2023 journal article
High-frequency sensor data capture short-term variability in Fe and Mn concentrations due to hypolimnetic oxygenation and seasonal dynamics in a drinking water reservoir
The biogeochemical cycles of iron (Fe) and manganese (Mn) in lakes and reservoirs have predictable seasonal trends, largely governed by stratification dynamics and redox conditions in the hypolimnion. However, short-term (i.e., sub-weekly) trends in Fe and Mn cycling are less well-understood, as most monitoring efforts focus on longer-term (i.e., monthly to yearly) time scales. The potential for elevated Fe and Mn to degrade water quality and impact ecosystem functioning, coupled with increasing evidence for high spatiotemporal variability in other biogeochemical cycles, necessitates a closer evaluation of the short-term Fe and Mn dynamics in lakes and reservoirs.

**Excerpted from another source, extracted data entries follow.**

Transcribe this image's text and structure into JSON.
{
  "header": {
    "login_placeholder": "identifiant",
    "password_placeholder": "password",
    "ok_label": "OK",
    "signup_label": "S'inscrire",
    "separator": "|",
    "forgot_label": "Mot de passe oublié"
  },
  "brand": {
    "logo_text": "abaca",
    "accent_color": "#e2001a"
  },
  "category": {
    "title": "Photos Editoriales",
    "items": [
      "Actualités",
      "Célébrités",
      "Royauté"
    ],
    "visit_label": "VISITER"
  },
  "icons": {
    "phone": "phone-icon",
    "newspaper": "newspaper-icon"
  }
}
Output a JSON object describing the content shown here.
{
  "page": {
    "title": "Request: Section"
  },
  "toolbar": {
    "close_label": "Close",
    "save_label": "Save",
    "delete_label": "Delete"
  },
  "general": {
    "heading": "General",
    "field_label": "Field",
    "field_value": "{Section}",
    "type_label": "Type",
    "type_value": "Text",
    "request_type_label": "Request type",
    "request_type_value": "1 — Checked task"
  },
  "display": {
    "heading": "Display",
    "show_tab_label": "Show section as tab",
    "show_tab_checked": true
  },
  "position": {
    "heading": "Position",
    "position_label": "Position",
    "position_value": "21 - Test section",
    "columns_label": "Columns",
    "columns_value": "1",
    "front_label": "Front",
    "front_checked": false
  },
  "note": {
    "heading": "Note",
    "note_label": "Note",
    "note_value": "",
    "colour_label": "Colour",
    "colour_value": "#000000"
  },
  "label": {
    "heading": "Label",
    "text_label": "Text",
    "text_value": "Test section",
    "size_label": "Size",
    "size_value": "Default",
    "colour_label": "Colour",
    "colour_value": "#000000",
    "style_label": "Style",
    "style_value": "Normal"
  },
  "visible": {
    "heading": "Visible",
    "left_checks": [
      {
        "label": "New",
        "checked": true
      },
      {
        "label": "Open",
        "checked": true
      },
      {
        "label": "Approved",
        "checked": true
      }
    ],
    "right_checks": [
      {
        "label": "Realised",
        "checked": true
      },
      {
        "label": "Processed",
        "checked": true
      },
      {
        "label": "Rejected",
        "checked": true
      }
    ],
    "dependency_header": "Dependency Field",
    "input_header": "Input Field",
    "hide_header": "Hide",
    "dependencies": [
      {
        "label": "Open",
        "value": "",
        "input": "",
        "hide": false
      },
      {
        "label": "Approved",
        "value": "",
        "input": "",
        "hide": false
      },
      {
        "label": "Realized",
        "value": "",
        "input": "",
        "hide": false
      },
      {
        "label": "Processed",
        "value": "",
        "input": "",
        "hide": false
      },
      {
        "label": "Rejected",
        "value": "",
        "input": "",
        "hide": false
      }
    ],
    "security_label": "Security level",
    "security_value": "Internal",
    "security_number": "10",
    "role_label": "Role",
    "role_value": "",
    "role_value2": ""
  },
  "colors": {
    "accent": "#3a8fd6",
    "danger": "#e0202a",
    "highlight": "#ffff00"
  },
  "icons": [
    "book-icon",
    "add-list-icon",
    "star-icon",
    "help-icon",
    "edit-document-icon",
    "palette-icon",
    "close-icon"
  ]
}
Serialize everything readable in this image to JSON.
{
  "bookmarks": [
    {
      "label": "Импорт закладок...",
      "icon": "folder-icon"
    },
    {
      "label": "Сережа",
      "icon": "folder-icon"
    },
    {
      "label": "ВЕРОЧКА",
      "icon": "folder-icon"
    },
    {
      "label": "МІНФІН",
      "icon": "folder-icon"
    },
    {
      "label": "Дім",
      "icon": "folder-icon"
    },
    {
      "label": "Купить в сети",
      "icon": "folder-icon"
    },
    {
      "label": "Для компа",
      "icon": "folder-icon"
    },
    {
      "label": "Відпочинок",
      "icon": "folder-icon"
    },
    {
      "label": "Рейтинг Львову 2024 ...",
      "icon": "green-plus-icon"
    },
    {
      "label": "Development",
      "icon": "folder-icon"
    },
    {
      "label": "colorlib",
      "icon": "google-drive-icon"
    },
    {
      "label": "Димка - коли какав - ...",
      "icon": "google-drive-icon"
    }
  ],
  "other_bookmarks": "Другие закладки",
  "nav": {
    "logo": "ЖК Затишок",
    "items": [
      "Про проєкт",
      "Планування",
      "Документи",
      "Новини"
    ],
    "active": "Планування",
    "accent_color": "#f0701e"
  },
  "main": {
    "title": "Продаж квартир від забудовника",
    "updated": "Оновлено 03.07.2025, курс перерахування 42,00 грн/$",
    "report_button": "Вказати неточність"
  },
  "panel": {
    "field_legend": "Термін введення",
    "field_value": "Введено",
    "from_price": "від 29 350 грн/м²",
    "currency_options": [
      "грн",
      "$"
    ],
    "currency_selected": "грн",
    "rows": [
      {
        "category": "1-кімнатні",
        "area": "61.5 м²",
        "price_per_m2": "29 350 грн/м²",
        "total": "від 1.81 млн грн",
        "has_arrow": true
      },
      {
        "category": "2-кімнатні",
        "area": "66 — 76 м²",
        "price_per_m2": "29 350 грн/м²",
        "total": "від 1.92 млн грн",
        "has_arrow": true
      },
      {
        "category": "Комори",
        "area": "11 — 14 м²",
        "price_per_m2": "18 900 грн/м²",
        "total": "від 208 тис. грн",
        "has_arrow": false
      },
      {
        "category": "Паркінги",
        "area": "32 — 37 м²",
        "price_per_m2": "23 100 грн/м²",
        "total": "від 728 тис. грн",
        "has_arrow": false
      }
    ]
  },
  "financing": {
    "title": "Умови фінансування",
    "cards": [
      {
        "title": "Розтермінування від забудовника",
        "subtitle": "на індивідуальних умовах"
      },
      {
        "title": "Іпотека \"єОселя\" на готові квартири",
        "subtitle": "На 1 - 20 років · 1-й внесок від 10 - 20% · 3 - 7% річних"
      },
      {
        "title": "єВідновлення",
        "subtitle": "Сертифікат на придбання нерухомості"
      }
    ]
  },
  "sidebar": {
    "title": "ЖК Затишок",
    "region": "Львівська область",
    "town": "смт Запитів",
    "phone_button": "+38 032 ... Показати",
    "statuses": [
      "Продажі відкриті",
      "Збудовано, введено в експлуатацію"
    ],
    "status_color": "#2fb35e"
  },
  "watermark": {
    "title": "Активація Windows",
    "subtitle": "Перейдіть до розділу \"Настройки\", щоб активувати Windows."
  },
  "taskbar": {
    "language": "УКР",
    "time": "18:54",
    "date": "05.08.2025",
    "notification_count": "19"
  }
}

We adapted a UV-visible spectrophotometer coupled with a multiplexor pumping system and partial least squares regression (PLSR) modeling to generate high spatiotemporal resolution predictions of Fe and Mn concentrations in a drinking water reservoir (Falling Creek Reservoir, Vinton, VA, USA) equipped with a hypolimnetic oxygenation (HOx) system. We quantified hourly Fe and Mn concentrations during two transitional periods: reservoir turnover (Fall 2020) and HOx initiation (Summer 2021). Our sensor system successfully predicted mean Fe and Mn concentrations and trends, ground-truthed by grab sampling and laboratory analysis. During fall turnover, hypolimnetic Fe and Mn concentrations began to decrease more than two weeks before complete mixing of the reservoir, with rapid equalization of epilimnetic and hypolimnetic Fe and Mn concentrations in less than 48 h after full water column mixing. During the initiation of HOx in Summer 2021, Fe and Mn displayed distinctly different responses to oxygenation, as indicated by the rapid oxidation of soluble Fe but not soluble Mn. This study demonstrates that Fe and Mn concentrations are sensitive to changes in redox conditions induced by stratification and oxygenation, although their responses to these changes differ. We also show that high spatio-temporal resolution predictions of Fe and Mn can improve drinking water monitoring programs and reservoir management practices.